The Turkish ban on imports of plastic waste, that took force on 2 July after being announced in May, has been lifted, according to a 12 July statement released by Pagev. Instead, a system of ‘active control’ will be put in place, under which, among other things, a ‘letter of credit’ obligation will be implemented and the licenses of all 1350 recycling companies operating in Turkey will be reviewed.
According to Pagev, the nongovernmental organisation in Turkey focussing on the plastics industry, previously, recyclers could import up to 50 percent of their available crushing capacity, with the remainder capacity being supplied domestically.
Under the new regulation, the import rate will be determined on the basis of a recycler's heat treatment (extrusion) capacity. Extrusion equipment requires greater investments on the part of the recycling companies, plus the output offers added value compared to crushed waste.
The Ministry of Commerce is also requiring companies to install machinery and equipment for more environmentally-friendly recycling. Moreover, imported plastic waste will be included in the Mobile Waste Tracking System (MoTAT) used by the Ministry of Environment and Urbanisation, allowing imported wastes to be tracked from the port to the factory via a chip-based tracking system.
The ban was announced following a Greenpeace report alleging that plastic waste being sent from the UK to Turkey for recycling , of which 94% is polyethylene plastic, was being illegally dumped and burned in areas of southern Turkey.
Pagev President Yavuz Eroğlu said he held a series of meetings with government ministers to draft the directive containing the new regulations on the import of polyethylene waste after which the ban was lifted. The new legislation aims to reduce abuse and will decrease the number of companies importing waste. “License rehabilitation to be carried out in the plastic recycling sector is important. The letter of credit obligation will ensure that companies that can do their job properly and have the capacity and equipment will continue on their way,” he said.
He also implied that the timing of the ban and its focus on PE was questionable, noting that it was ‘right after the Turkish plastics industry decided to boycott and turn to recycled raw materials’.
“With our boycott, we stopped the purchase of raw materials from petrochemical plants and thus due to reduced demand and the increased preference for recycled raw materials, original raw material prices decreased by a minimum of 30% in 3 months in our domestic market.”
As a result of the ban, the decline in the price of virgin PE came to a halt. Unable to find recycled raw materials, processors were forced to buy virgin materials at three times the cost of what they would have paid for recycled PE. He calculated that the total cost of the ban had been $547 million. “The unfortunate implication of this cost increase on the consumer was inflation,” he observed.
In addition, while Turkey imported a total of 438 thousand tons of polyethylene waste in 2020, the EU imported approximately 800 thousand tons of polyethylene waste, twice the rate of Turkey.

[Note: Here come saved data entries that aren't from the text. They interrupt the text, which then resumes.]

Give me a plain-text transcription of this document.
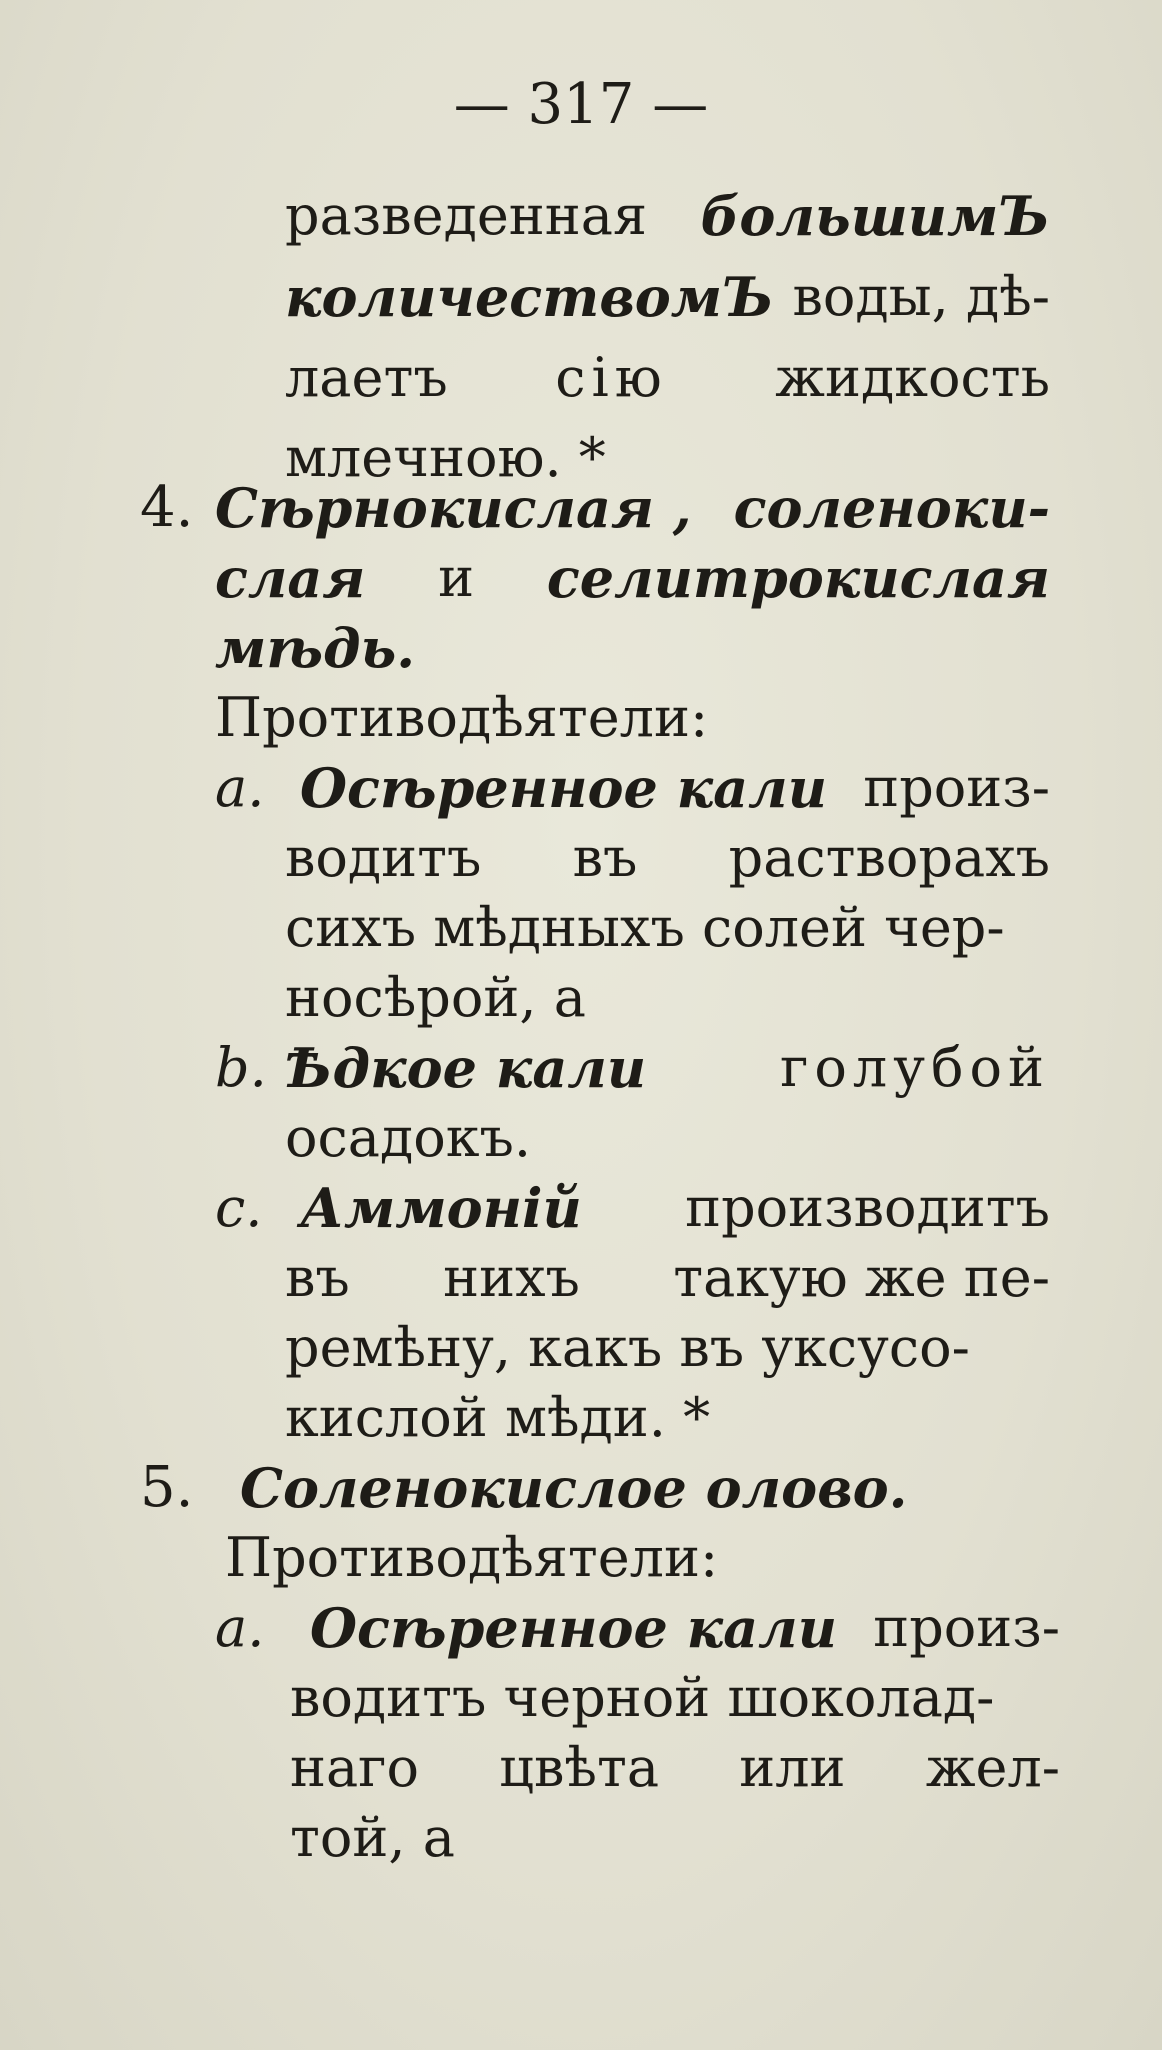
— 317 —
разведенная большимЪ
количествомЪ воды, дѣ-
лаетъ сію жидкость
млечною. *
4. Сѣрнокислая , соленоки-
слая и селитрокислая
мѣдь.
Противодѣятели:
a. Осѣренное кали произ-
водитъ въ растворахъ
сихъ мѣдныхъ солей чер-
носѣрой, а
b. Ѣдкое кали голубой
осадокъ.
c. Аммоній производитъ
въ нихъ такую же пе-
ремѣну, какъ въ уксусо-
кислой мѣди. *
5. Соленокислое олово.
Противодѣятели:
a. Осѣренное кали произ-
водитъ черной шоколад-
наго цвѣта или жел-
той, а
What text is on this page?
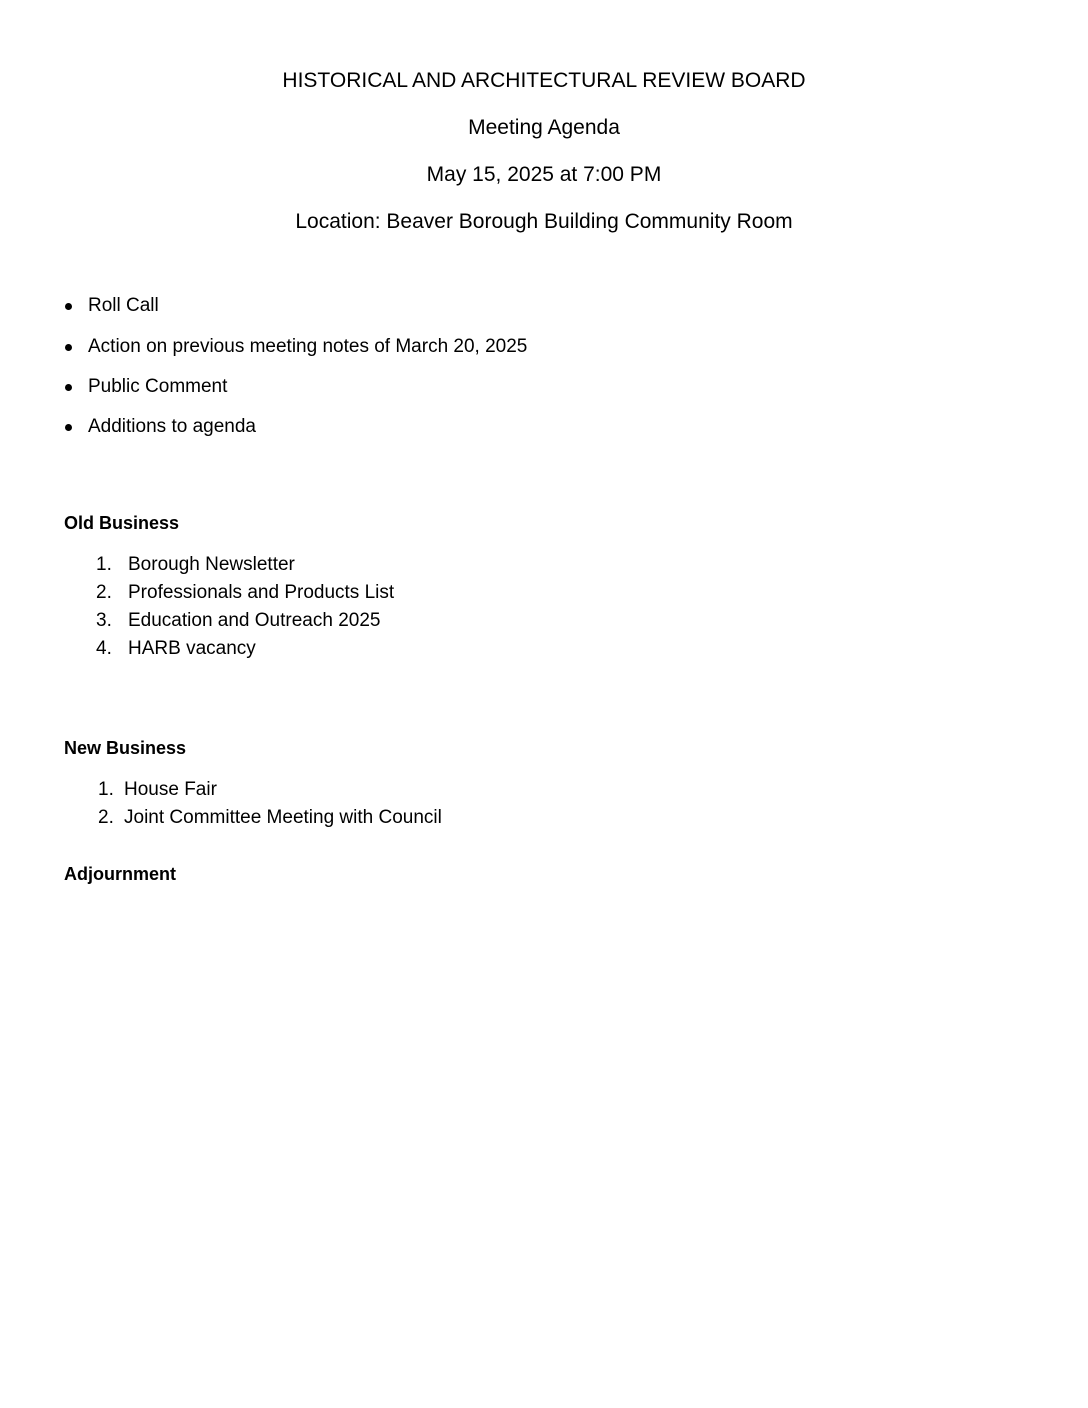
HISTORICAL AND ARCHITECTURAL REVIEW BOARD
Meeting Agenda
May 15, 2025 at 7:00 PM
Location: Beaver Borough Building Community Room
Roll Call
Action on previous meeting notes of March 20, 2025
Public Comment
Additions to agenda
Old Business
1. Borough Newsletter
2. Professionals and Products List
3. Education and Outreach 2025
4. HARB vacancy
New Business
1. House Fair
2. Joint Committee Meeting with Council
Adjournment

“Wastes that are a part of Circular Economy have become valuable raw materials all over the world. As in the paper and metal industry, Turkey should be importing plastic waste without any problems. It is of course very important that Turkey will implement new regulations with effective inspection mechanisms in line with the EU's waste import processes. With the new regulation, Turkey will both provide the recycling raw material needed by the industry with plastic waste imports, and will also eliminate environmental risks with active control,” Eroğlu concluded.